Telstra and identity theft

Posted on: August 17, 2009

I have just been rung by Telstra about a billing problem – for some reason it turns out that my bills have been going to Ballarat, a lovely town but one I haven’t been to for at least 20 years, and certainly not a place where I have a post office box, so of course the bills have been going unpaid.  

It was one of those annoying inexplicable mishaps of modern life that takes a while to sort out.  But what I wanted to write about is Telstra’s ridiculous practice of ringing you up and then asking you to confirm your name and your date of birth.  In a world where we are told identity theft is an ever present danger, and that we should not give personal information out unless we are completely and utterly sure of who we are speaking to, it is Telstra’s normal practice to ring people and ask them to give out their name and their date of birth to someone who could be absolute anyone.

You wouldn’t have to be a particularly clever identity thief to realise that all you have to do is look someone in the phonebook and ring them claiming to be Telstra, and bingo, you’ve got their date of birth and you’re on your way.  Thanks for grooming everyone Telstra.

I’ve written a letter and had no reply, I bring it up with them every time they ring me, but the only thing that happens it that they get miffed that I am suggesting that they might not be Telstra.  Even though they have just suggested to me that I’m might not be me.

(About the unpaid bills by the way, the fourth person I was put through to at Telstra, after I  rang them back of course, was very helpful, and I think that’s all resolved.  And she even agreed with me about the date of birth thing and said she’d bring it up with her manager.  Thanks Hannah!

6 Comments

  1. Betty slocombe , says:

    Hello Judy: small world no 997; I just saw a photo of you at the Duck’s opening: you look fab.

    Reply
  2. beneb , says:

    comment testing!

    Reply
  3. Caitlin O'Connor , says:

    VERY good point! I won’t have “fly buy” cards because I feel there is already too much data tracking on individuals (I know that makes me sound like a nutcase, I’m not…) and I find Telstra an especially difficult mob to deal with because I don’t want to reveal personal details!

    Reply
  4. judy , says:

    How funny, it never even occurred to me not to use the number they gave me. And here I was feeling so streetwise. Although in Telstra’s case, the man just gave me the general recorded number so I was on fairly safe ground. Helpfully he didn’t give me any hints about what option I should choose, so I did the rounds a bit, which made it pretty clear it was Telstra.

    It’s really shocking that banks and credit card companies do it too, I’ve never had that. So on the one hand they’re sending out emails and letters saying ‘Never give your personal details on email or on the internet unless you are really sure who you are communicating with’ and on the other hand, they’re ringing people up and insisting on personal details. So stupid.

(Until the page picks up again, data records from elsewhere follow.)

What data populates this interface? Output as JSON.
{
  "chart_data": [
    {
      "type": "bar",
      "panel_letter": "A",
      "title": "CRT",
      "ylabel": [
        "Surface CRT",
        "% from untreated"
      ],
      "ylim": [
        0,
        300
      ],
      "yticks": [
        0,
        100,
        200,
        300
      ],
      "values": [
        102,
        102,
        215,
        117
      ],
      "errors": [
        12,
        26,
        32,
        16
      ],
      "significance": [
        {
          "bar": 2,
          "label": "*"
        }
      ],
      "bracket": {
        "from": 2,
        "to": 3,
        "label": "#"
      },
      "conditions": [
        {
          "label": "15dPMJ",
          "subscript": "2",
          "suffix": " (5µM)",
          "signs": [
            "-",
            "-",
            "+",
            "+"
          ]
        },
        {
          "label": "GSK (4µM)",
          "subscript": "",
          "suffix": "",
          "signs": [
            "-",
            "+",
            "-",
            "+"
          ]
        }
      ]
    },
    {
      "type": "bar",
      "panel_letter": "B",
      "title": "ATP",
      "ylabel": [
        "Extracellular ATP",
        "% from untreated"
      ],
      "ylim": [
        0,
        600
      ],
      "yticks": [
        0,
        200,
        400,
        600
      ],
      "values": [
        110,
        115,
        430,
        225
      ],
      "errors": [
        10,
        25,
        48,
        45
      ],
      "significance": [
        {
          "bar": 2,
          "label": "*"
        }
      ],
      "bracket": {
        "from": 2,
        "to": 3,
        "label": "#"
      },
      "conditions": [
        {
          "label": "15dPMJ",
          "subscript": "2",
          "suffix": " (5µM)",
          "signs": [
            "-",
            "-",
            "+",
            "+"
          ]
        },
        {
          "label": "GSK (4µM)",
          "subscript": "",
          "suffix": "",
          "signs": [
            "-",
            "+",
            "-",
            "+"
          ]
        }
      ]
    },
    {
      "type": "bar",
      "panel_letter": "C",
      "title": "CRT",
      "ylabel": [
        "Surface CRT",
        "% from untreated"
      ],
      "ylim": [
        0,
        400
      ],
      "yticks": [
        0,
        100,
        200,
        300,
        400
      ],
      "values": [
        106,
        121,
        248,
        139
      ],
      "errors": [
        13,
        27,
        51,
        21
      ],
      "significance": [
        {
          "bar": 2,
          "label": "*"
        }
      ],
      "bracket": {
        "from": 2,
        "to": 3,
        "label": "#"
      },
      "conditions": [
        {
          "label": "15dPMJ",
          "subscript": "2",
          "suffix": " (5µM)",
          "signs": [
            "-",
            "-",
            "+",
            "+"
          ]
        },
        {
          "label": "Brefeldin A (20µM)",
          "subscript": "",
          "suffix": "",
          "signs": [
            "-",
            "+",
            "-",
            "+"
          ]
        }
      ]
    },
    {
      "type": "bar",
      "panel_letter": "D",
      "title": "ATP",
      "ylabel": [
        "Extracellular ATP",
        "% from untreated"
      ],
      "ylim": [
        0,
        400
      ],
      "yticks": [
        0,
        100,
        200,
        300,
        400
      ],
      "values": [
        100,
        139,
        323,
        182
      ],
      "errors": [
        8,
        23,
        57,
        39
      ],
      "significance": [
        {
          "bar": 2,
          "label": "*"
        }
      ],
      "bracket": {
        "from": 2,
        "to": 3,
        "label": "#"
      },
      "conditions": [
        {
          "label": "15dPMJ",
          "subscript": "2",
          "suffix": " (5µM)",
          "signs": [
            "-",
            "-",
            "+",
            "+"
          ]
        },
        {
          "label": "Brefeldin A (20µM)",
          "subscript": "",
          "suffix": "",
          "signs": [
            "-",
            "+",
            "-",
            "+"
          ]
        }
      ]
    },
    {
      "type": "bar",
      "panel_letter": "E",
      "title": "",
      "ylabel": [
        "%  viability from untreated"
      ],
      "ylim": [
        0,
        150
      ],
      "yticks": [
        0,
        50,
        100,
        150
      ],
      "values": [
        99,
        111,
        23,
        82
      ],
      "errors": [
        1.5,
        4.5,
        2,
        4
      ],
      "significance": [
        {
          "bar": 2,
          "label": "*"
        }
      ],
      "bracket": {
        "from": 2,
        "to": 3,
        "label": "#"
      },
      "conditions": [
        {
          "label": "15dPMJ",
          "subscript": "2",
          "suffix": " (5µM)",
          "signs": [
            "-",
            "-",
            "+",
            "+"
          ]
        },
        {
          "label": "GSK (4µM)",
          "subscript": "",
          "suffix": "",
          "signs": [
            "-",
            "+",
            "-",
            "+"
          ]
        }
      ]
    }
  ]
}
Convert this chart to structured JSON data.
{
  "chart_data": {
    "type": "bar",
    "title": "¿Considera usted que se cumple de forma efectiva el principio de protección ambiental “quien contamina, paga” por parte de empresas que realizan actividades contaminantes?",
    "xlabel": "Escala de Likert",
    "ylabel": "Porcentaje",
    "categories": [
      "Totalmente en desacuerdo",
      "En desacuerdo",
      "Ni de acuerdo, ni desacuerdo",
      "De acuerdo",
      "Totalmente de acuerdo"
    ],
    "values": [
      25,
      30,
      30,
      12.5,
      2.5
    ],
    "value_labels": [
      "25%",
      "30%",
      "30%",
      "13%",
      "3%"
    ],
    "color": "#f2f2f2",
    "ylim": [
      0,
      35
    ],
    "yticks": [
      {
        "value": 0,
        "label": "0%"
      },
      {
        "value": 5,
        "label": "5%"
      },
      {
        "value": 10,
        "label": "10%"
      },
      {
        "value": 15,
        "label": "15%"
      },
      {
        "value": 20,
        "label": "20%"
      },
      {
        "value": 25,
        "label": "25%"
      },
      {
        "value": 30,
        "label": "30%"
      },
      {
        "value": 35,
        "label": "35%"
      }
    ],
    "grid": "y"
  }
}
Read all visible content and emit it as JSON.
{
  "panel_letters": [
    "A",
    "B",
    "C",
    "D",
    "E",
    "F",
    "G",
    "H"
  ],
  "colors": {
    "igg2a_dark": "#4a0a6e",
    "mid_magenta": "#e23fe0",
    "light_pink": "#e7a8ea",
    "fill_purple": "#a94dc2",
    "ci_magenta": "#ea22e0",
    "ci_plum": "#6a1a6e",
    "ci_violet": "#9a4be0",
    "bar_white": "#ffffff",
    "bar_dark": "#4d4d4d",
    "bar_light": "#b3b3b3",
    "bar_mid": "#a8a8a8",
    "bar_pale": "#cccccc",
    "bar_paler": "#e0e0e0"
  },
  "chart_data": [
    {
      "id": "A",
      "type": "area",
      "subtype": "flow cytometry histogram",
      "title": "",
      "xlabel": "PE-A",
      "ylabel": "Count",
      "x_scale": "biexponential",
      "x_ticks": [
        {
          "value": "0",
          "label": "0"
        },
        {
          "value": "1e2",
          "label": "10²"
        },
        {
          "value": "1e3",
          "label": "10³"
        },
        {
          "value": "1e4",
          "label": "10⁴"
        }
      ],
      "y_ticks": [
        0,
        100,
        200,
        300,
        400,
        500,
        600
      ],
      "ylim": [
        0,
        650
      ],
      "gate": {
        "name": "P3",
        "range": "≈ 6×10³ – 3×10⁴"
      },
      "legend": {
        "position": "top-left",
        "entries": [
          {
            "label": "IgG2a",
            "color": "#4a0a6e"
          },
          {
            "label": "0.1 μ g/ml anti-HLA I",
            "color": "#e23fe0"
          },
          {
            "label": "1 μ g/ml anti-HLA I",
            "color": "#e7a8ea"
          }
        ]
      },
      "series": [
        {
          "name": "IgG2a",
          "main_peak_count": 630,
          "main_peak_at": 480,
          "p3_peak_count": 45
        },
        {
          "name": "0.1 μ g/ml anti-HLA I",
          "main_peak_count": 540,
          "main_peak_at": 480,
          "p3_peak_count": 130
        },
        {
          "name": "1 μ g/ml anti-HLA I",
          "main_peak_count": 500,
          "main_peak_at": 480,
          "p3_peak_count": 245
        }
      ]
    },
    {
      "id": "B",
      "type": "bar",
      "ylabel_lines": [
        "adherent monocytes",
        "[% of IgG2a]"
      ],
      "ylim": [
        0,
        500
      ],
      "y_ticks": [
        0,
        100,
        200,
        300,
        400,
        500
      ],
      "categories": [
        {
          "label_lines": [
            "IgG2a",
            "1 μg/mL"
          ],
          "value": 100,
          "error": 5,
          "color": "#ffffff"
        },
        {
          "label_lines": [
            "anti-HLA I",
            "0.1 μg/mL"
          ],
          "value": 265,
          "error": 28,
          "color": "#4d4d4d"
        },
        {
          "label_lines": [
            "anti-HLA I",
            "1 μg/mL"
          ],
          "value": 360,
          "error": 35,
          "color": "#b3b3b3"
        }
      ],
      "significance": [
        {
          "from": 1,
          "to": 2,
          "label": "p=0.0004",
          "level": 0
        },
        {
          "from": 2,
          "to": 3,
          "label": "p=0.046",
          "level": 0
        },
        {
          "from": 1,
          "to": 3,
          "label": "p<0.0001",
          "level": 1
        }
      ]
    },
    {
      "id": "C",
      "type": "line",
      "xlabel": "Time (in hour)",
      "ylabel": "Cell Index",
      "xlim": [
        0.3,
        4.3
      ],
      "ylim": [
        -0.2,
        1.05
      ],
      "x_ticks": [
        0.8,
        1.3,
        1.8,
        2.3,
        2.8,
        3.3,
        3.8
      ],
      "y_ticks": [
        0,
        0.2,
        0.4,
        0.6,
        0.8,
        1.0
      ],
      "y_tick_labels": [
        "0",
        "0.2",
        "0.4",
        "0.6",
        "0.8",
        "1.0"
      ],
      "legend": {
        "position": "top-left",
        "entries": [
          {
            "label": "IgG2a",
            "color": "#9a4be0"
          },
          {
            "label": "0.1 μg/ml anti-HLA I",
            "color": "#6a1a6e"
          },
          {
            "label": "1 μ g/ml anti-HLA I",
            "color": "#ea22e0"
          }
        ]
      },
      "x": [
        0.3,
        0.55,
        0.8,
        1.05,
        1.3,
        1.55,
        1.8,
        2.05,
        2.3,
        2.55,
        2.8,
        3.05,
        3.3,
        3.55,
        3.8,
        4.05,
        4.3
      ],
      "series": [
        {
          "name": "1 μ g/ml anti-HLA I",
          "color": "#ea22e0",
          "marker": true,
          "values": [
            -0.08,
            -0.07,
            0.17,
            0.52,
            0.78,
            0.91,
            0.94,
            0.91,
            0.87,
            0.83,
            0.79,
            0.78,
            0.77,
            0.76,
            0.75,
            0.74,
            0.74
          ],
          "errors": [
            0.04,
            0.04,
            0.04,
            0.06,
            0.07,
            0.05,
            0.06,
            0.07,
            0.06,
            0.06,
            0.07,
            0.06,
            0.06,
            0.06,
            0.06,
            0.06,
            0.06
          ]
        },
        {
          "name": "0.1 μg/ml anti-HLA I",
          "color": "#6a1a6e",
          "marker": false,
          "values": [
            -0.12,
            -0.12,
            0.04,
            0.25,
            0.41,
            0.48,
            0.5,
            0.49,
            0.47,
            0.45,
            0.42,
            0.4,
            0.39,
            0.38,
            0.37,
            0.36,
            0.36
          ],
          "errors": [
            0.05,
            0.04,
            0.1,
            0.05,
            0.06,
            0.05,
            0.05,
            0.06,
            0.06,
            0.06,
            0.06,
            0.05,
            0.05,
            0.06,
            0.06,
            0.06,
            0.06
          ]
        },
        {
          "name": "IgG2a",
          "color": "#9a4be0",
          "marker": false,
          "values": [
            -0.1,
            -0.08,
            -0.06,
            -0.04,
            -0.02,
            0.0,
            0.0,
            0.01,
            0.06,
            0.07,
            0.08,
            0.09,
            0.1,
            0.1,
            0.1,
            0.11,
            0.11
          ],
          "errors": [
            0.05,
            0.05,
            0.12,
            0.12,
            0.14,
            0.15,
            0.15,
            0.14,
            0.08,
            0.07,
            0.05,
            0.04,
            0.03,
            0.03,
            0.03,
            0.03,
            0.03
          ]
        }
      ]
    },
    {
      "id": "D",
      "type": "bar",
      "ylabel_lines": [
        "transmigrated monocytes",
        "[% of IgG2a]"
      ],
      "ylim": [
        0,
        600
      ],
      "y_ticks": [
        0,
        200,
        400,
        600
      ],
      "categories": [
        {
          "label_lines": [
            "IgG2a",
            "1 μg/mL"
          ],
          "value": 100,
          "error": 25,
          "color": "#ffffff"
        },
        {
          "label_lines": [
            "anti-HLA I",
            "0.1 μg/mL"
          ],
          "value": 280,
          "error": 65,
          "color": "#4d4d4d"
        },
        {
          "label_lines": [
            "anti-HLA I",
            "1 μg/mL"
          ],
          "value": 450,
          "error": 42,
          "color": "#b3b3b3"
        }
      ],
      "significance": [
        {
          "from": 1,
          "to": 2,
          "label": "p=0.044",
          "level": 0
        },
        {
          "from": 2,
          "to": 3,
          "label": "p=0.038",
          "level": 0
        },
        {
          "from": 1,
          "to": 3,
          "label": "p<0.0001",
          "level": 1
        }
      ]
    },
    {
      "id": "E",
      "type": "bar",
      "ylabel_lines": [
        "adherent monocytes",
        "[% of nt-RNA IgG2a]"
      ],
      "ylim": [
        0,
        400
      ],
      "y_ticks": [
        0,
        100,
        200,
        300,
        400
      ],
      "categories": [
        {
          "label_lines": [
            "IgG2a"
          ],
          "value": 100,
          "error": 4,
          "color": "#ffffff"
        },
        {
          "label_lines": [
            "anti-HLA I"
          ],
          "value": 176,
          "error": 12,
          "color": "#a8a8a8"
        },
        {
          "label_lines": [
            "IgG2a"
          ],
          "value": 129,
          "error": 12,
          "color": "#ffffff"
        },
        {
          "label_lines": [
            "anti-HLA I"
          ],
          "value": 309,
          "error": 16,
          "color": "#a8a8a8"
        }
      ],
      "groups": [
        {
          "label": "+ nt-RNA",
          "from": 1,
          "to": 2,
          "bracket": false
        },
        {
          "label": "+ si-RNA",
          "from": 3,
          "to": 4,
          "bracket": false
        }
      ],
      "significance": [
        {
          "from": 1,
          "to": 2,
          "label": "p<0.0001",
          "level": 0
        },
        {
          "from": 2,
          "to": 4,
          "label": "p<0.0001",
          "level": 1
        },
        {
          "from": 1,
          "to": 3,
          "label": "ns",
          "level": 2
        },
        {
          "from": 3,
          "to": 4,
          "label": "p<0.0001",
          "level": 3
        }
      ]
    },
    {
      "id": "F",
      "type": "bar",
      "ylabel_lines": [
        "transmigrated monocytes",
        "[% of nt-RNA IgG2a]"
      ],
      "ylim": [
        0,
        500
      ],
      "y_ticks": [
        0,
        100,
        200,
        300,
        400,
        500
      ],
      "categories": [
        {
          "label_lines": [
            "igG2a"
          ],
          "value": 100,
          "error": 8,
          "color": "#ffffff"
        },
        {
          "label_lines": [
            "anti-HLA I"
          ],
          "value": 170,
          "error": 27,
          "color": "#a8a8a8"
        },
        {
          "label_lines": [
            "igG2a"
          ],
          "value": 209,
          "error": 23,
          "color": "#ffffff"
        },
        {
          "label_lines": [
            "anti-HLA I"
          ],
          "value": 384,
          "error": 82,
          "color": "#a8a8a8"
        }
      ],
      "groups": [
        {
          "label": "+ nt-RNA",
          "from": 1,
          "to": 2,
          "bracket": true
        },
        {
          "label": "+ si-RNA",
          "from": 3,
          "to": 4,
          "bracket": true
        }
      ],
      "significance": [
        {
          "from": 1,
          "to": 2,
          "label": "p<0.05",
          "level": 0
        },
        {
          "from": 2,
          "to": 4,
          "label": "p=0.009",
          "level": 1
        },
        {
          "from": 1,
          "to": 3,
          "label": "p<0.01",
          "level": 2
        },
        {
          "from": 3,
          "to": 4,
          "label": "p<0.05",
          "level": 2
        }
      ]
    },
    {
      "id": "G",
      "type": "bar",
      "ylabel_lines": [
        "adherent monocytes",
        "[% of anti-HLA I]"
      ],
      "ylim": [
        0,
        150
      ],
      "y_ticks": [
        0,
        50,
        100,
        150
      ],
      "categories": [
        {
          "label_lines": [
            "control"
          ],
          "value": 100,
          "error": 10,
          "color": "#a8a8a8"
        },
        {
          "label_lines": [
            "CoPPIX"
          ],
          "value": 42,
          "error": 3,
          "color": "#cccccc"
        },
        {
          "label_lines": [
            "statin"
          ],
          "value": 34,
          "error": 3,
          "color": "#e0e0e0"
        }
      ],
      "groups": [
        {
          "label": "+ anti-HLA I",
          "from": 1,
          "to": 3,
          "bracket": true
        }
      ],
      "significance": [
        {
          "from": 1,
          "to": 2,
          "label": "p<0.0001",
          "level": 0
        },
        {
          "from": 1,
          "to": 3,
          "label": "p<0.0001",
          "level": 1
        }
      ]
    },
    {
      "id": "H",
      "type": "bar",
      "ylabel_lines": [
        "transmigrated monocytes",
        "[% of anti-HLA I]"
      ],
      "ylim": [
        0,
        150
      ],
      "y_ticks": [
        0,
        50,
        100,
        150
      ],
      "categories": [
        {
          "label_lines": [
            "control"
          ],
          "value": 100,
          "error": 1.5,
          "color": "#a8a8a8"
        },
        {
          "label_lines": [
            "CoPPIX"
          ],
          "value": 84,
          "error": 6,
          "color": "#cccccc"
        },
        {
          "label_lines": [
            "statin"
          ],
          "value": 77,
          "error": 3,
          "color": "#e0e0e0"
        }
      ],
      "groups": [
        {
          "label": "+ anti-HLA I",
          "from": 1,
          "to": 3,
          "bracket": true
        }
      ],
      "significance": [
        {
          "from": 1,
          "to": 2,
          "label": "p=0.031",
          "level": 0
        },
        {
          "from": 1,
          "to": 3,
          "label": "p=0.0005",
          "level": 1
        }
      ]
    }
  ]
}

    It’s fine from my point of view, I can be bolshie, but I worry for more vulnerable people, which is why I try to make a point about it. I was so chuffed when today Hannah of Telstra actually agreed with me and thought it was a good point – that’s never happened before.

    Reply
  5. David , says:

    I get this all the time, most ridiculously from the banks and credit card companies.

    I’m apologetic, but firm in not supplying the information, and offer to call them back so I know who I’m talking to. They often helpfully suggest a number to call, which I ignore, and I go look up the bill and call back on the number printed there.

    I find that the Asian call centres are particularly miffed at not getting my personal information when they call me – I suspect it goes to their call resolution performance. Stupid.